There are one or two issues that I hope we have an opportunity to consider on Committee Stage. One arises from the fact that a judicial career is embarked upon after a career in practice. I fully support this. I believe it is a feature which enhances judicial independence. Our judges are not schooled before appointment.

The State cannot and should not compete against the market in terms of the remuneration it offers to judges, but the State can compete in terms of its pension offering. The salary package for judges should make it an attractive option for practitioners to consider well into their 50s and even early 60s. The recent changes we made to that offering were a mistake, particularly since the savings made, in the overall context, were insignificant. If agreed on Committee Stage, perhaps the Bill could become a vehicle for reversing those changes, particularly with regard to pensions. The judges recommended that an advisory board or commission should be empowered not just to rank candidates but to designate any particular candidate as outstanding. They also said it should be empowered to inform the Government when it considers there are not sufficient candidates of sufficient quality. I would be interested to hear Deputy O'Callaghan's view on these two recommendations.

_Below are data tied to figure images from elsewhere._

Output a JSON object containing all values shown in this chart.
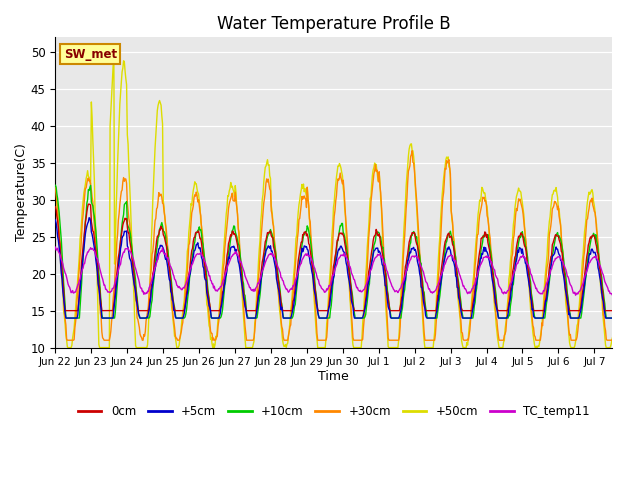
{
  "title": "Water Temperature Profile B",
  "xlabel": "Time",
  "ylabel": "Temperature(C)",
  "ylim": [
    10,
    52
  ],
  "xlim_start": 0,
  "xlim_end": 15.5,
  "series": [
    "0cm",
    "+5cm",
    "+10cm",
    "+30cm",
    "+50cm",
    "TC_temp11"
  ],
  "colors": [
    "#cc0000",
    "#0000cc",
    "#00cc00",
    "#ff8800",
    "#dddd00",
    "#cc00cc"
  ],
  "legend_label": "SW_met",
  "legend_box_color": "#ffff99",
  "legend_box_edge": "#cc8800",
  "background_color": "#e8e8e8",
  "tick_labels": [
    "Jun 22",
    "Jun 23",
    "Jun 24",
    "Jun 25",
    "Jun 26",
    "Jun 27",
    "Jun 28",
    "Jun 29",
    "Jun 30",
    "Jul 1",
    "Jul 2",
    "Jul 3",
    "Jul 4",
    "Jul 5",
    "Jul 6",
    "Jul 7"
  ],
  "tick_positions": [
    0,
    1,
    2,
    3,
    4,
    5,
    6,
    7,
    8,
    9,
    10,
    11,
    12,
    13,
    14,
    15
  ],
  "yticks": [
    10,
    15,
    20,
    25,
    30,
    35,
    40,
    45,
    50
  ],
  "line_width": 1.0,
  "figsize": [
    6.4,
    4.8
  ],
  "dpi": 100
}
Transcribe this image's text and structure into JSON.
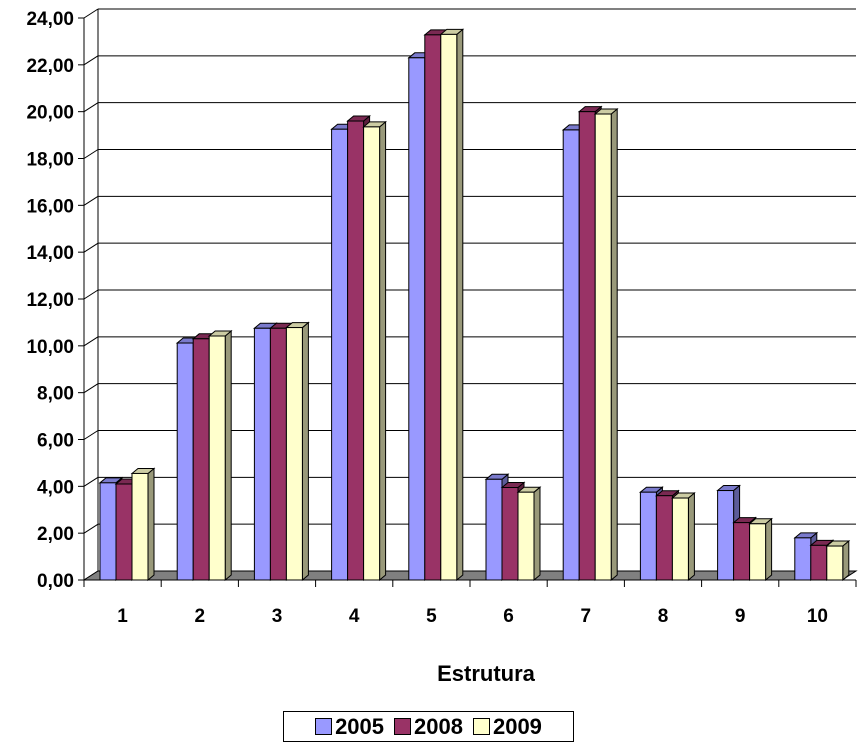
{
  "chart_data": {
    "type": "bar",
    "title": "",
    "xlabel": "Estrutura",
    "ylabel": "",
    "categories": [
      "1",
      "2",
      "3",
      "4",
      "5",
      "6",
      "7",
      "8",
      "9",
      "10"
    ],
    "ylim": [
      0,
      24
    ],
    "yticks": [
      "0,00",
      "2,00",
      "4,00",
      "6,00",
      "8,00",
      "10,00",
      "12,00",
      "14,00",
      "16,00",
      "18,00",
      "20,00",
      "22,00",
      "24,00"
    ],
    "grid": true,
    "legend_position": "bottom",
    "style": "3d-clustered",
    "series": [
      {
        "name": "2005",
        "color": "#9999ff",
        "values": [
          4.15,
          10.12,
          10.75,
          19.25,
          22.3,
          4.3,
          19.22,
          3.75,
          3.82,
          1.8
        ]
      },
      {
        "name": "2008",
        "color": "#993366",
        "values": [
          4.1,
          10.3,
          10.75,
          19.6,
          23.28,
          3.95,
          20.0,
          3.6,
          2.45,
          1.48
        ]
      },
      {
        "name": "2009",
        "color": "#ffffcc",
        "values": [
          4.55,
          10.42,
          10.78,
          19.35,
          23.3,
          3.75,
          19.9,
          3.5,
          2.4,
          1.45
        ]
      }
    ]
  }
}
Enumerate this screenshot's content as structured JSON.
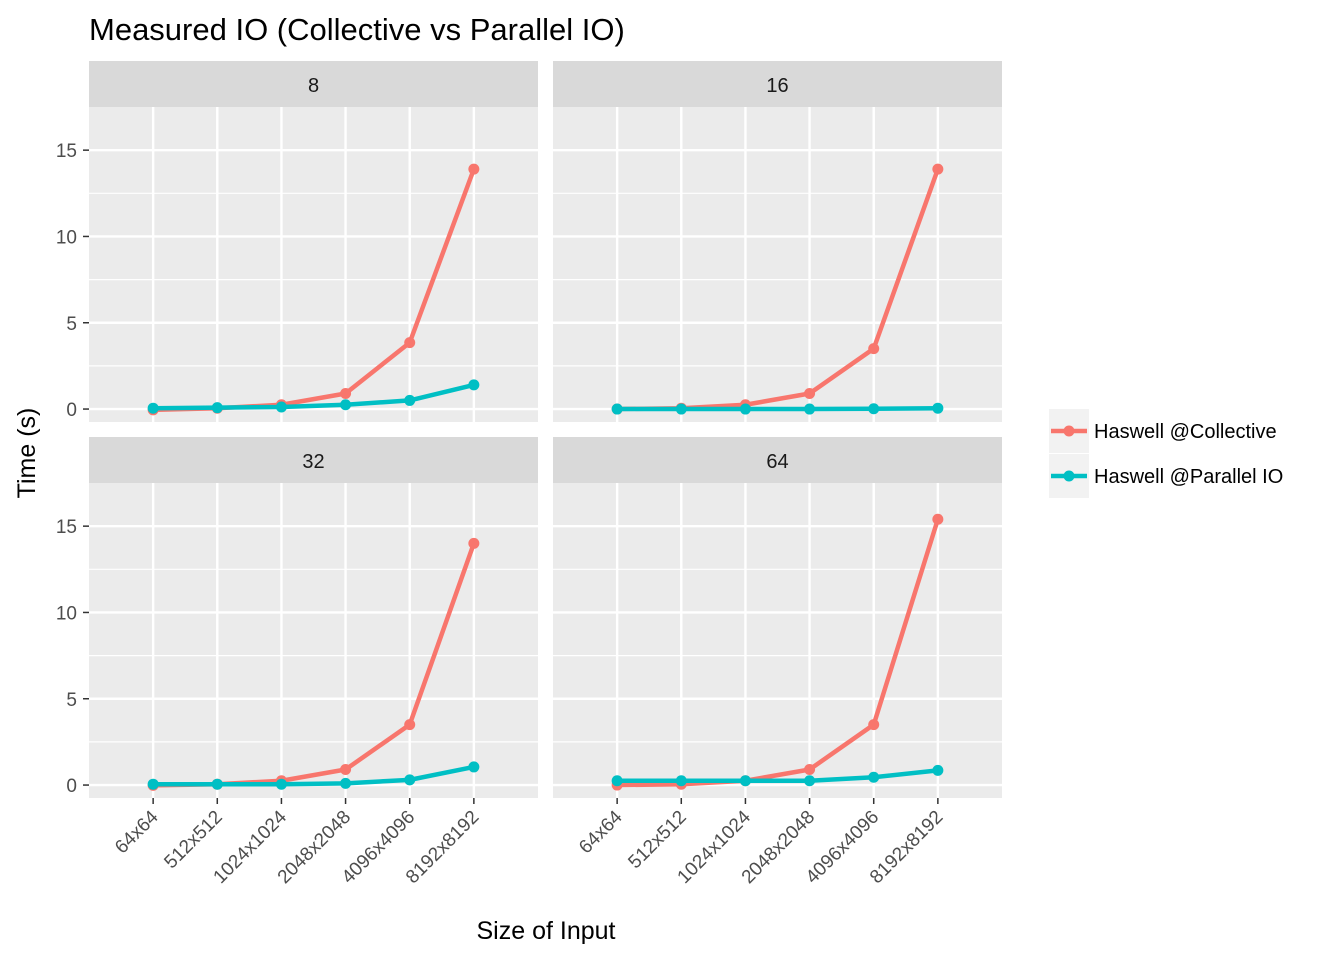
{
  "chart_data": {
    "type": "line",
    "title": "Measured IO (Collective vs Parallel IO)",
    "xlabel": "Size of Input",
    "ylabel": "Time (s)",
    "categories": [
      "64x64",
      "512x512",
      "1024x1024",
      "2048x2048",
      "4096x4096",
      "8192x8192"
    ],
    "yticks": [
      0,
      5,
      10,
      15
    ],
    "ylim": [
      -0.75,
      17.5
    ],
    "grid": true,
    "legend_position": "right",
    "series_meta": [
      {
        "name": "Haswell @Collective",
        "color": "#F8766D"
      },
      {
        "name": "Haswell @Parallel IO",
        "color": "#00BFC4"
      }
    ],
    "facets": [
      {
        "label": "8",
        "series": [
          {
            "name": "Haswell @Collective",
            "values": [
              -0.05,
              0.05,
              0.25,
              0.9,
              3.85,
              13.9
            ]
          },
          {
            "name": "Haswell @Parallel IO",
            "values": [
              0.05,
              0.08,
              0.12,
              0.25,
              0.5,
              1.4
            ]
          }
        ]
      },
      {
        "label": "16",
        "series": [
          {
            "name": "Haswell @Collective",
            "values": [
              0.0,
              0.05,
              0.25,
              0.9,
              3.5,
              13.9
            ]
          },
          {
            "name": "Haswell @Parallel IO",
            "values": [
              0.0,
              0.0,
              0.0,
              0.0,
              0.02,
              0.05
            ]
          }
        ]
      },
      {
        "label": "32",
        "series": [
          {
            "name": "Haswell @Collective",
            "values": [
              -0.02,
              0.05,
              0.25,
              0.9,
              3.5,
              14.0
            ]
          },
          {
            "name": "Haswell @Parallel IO",
            "values": [
              0.05,
              0.05,
              0.05,
              0.1,
              0.3,
              1.05
            ]
          }
        ]
      },
      {
        "label": "64",
        "series": [
          {
            "name": "Haswell @Collective",
            "values": [
              0.0,
              0.05,
              0.25,
              0.9,
              3.5,
              15.4
            ]
          },
          {
            "name": "Haswell @Parallel IO",
            "values": [
              0.25,
              0.25,
              0.25,
              0.25,
              0.45,
              0.85
            ]
          }
        ]
      }
    ]
  }
}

I see no need to wait any longer for a Government alternative to the Bill. We have more than just the bones of a workable solution here. With a bit more work on Committee Stage, incorporating what Deputy O'Brien and other contributors, including those from the Government have said, we can have a new system up and running within a matter of weeks rather than months. Therefore, I have no hesitation in joining other Members in commending the Bill to the Dáil. I call upon the Minister to expedite the introduction of a judicial conduct Bill, which I have called for on numerous occasions and which the Chief Justice has also sought in recent speeches. The Bill before us should also be expedited to ensure two important Bills are passed in the House, which would make a massive contribution to the administration of justice in the country.